Lorsqu’on emprunte le trottoir devant chez elle, elle nous attend de
pied ferme, les mains sur les hanches, fièrement campée sur le pas de sa porte.
Les cheveux embroussaillés et la mine renfrognée, elle nous menace du poing en proférant
des injures incompréhensibles. Je ne sais pas pourquoi, elle nous invective de
tous les noms. C’est le capitaine Haddock, version femme : une vraie teigne que
Julien n’a pas réussi à soigner. Grincheuse, hargneuse et furieuse. On dirait
qu’elle en veut à la terre entière. Quand elle brandit le poing, sa peau flasque
et molle pendouille au-dessous du bras. Ça fait moche. En plus, elle a un cou
de dindon. Nous, quand on la repère de loin, on change de trottoir et on fait
semblant de ne pas la voir. Croiser son regard suffit à l’exciter davantage. Quand
elle est barricadée chez elle, Cucu tambourine à son carreau puis se débine. En
une seconde, elle jaillit sur le trottoir comme si un ressort la poussait au
derrière. L’infortuné qui passe à ce moment-là est rhabillé pour l’hiver. Et
pas qu’un peu.
Si trouver un fer à cheval porte porte-bonheur, je vous jure que le Julien
(qui en a manipulé des tonnes et des tonnes) n’a pas dû en croiser un seul sur
son chemin pour se coltiner Madame Julien. Derrière l’épaisseur des murs, il y a parfois des détresses qu’on n’imagine
pas.
Dans le quartier de chez Julien, on rencontre aussi Jeannine. Jeannine a
une petite case en moins et des socquettes blanches en plus qu’elle porte en
toute saison. Deux dents dehors, les autres à l’intérieur, elle sourit tout le
temps en faisant dix fois le tour du pâté de maisons, à petits pas pressés.
Parfois, elle parle toute seule ou à son petit chien blanc et
insignifiant qu’elle traîne en laisse. On dirait qu’il a un œil au beurre noir.
Comme elle, il ne paraît pas très contrariant.
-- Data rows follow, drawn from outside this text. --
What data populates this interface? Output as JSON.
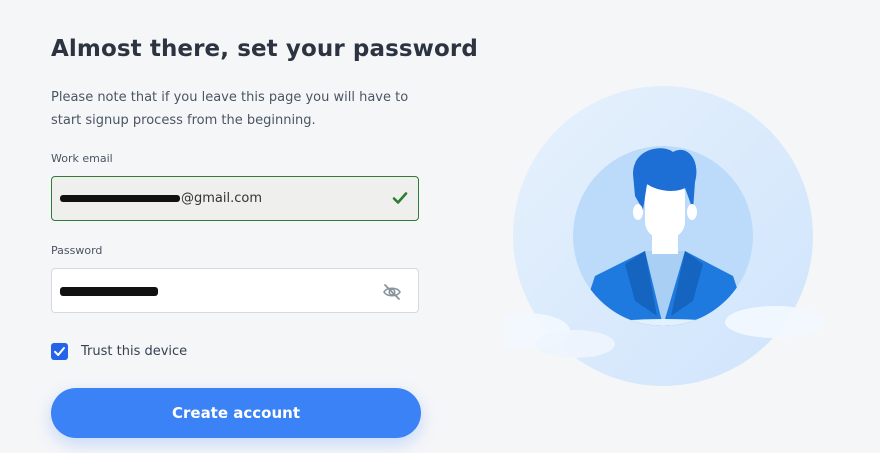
{
  "page": {
    "heading": "Almost there, set your password",
    "note": "Please note that if you leave this page you will have to start signup process from the beginning."
  },
  "form": {
    "email_label": "Work email",
    "email_value_visible": "@gmail.com",
    "password_label": "Password",
    "trust_label": "Trust this device",
    "trust_checked": true,
    "submit_label": "Create account"
  },
  "icons": {
    "email_status": "check-icon",
    "password_toggle": "eye-slash-icon",
    "illustration": "user-avatar-illustration"
  },
  "colors": {
    "accent": "#3b82f6",
    "valid": "#2e7d32",
    "checkbox": "#2563eb"
  }
}
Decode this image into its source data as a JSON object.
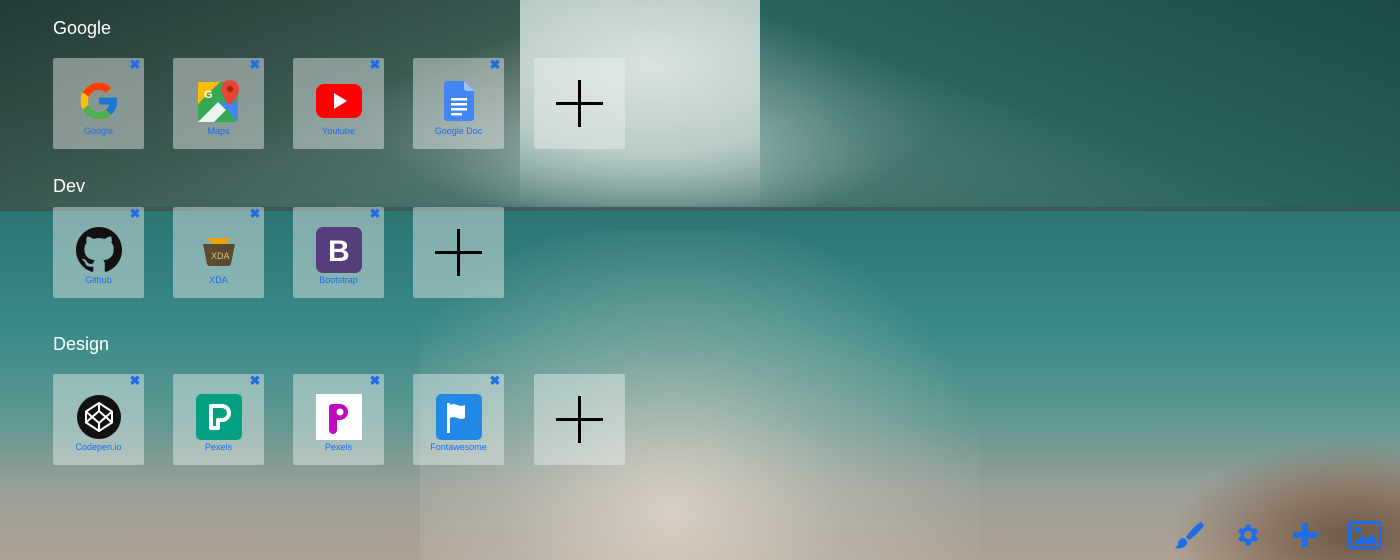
{
  "sections": [
    {
      "title": "Google",
      "items": [
        {
          "label": "Google",
          "icon": "google-icon"
        },
        {
          "label": "Maps",
          "icon": "maps-icon"
        },
        {
          "label": "Youtube",
          "icon": "youtube-icon"
        },
        {
          "label": "Google Doc",
          "icon": "google-docs-icon"
        }
      ]
    },
    {
      "title": "Dev",
      "items": [
        {
          "label": "Github",
          "icon": "github-icon"
        },
        {
          "label": "XDA",
          "icon": "xda-icon"
        },
        {
          "label": "Bootstrap",
          "icon": "bootstrap-icon"
        }
      ]
    },
    {
      "title": "Design",
      "items": [
        {
          "label": "Codepen.io",
          "icon": "codepen-icon"
        },
        {
          "label": "Pexels",
          "icon": "pexels-icon"
        },
        {
          "label": "Pexels",
          "icon": "picsart-icon"
        },
        {
          "label": "Fontawesome",
          "icon": "fontawesome-icon"
        }
      ]
    }
  ],
  "tile_close_glyph": "✖",
  "toolbar": {
    "items": [
      {
        "icon": "paint-brush-icon"
      },
      {
        "icon": "gear-icon"
      },
      {
        "icon": "plus-icon"
      },
      {
        "icon": "image-icon"
      }
    ]
  },
  "colors": {
    "accent": "#1e6de8",
    "tile_bg": "rgba(235,240,240,.45)",
    "title_text": "#ffffff"
  }
}
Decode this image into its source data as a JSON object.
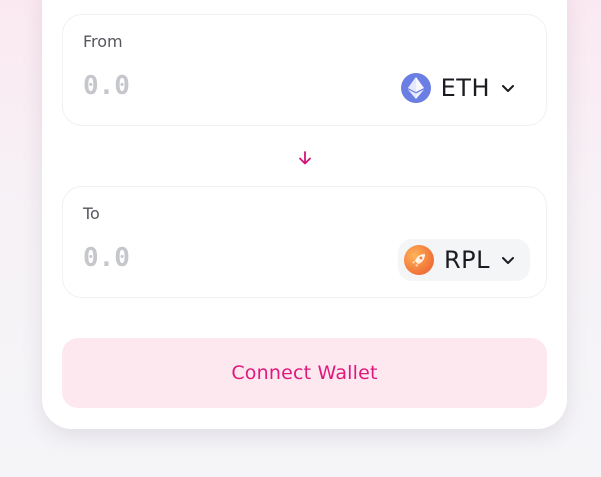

On dirait même qu’il sourit. Lorsqu’il
est content, son moignon de queue tressaille et c’est tout son arrière-train
qui bouge. Il peut même japper de plaisir. Quand il tire sur sa laisse et devient
fou, c’est qu’il est en chaleur alors là, la Jeannine n’en vient plus à bout. Elle
a beau le retenir par le collier, il n’en fait qu’à sa tête.
Jeannine, elle est rigolote et toute pâlotte. Elle ressemble à Marie-Anne
Chazel dans Le Père Noël est une
ordure. Elle affiche une bonne humeur permanente et achève souvent son tour
dans la rue des Fosses[i].
Pour la petite histoire, Julien a rendu l’âme en 1967.
Depuis, le tracteur a définitivement remplacé le cheval. Amédée, le père de
Cucu, ce n’est ni un cheval ni un âne qui le trimbale dans sa carriole mais un petit
poney yé-yé à la Poly (vous savez, le
poney qui combat des bandits tout bronzés sous des climats ensoleillés, le
jeudi après-midi). Le poney d’Amédée s’appelle Ga-Tan. Dernièrement, il a causé un embouteillage monstre à
l’entrée de la ville, provoquant l’irritation des automobilistes qui s’impatientaient
derrière lui. Les gens sont de plus en plus pressés. Après quoi courent-ils ?
La vie est si courte.
Le père de Cucu, bon pied bon œil, a désormais 88
ans et cultive encore son jardin. Jusqu’à 85 ans, Ga-Tan l’a promené partout. Depuis trois ans, le poney a pris sa
retraite et coule des jours paisibles dans la région lyonnaise.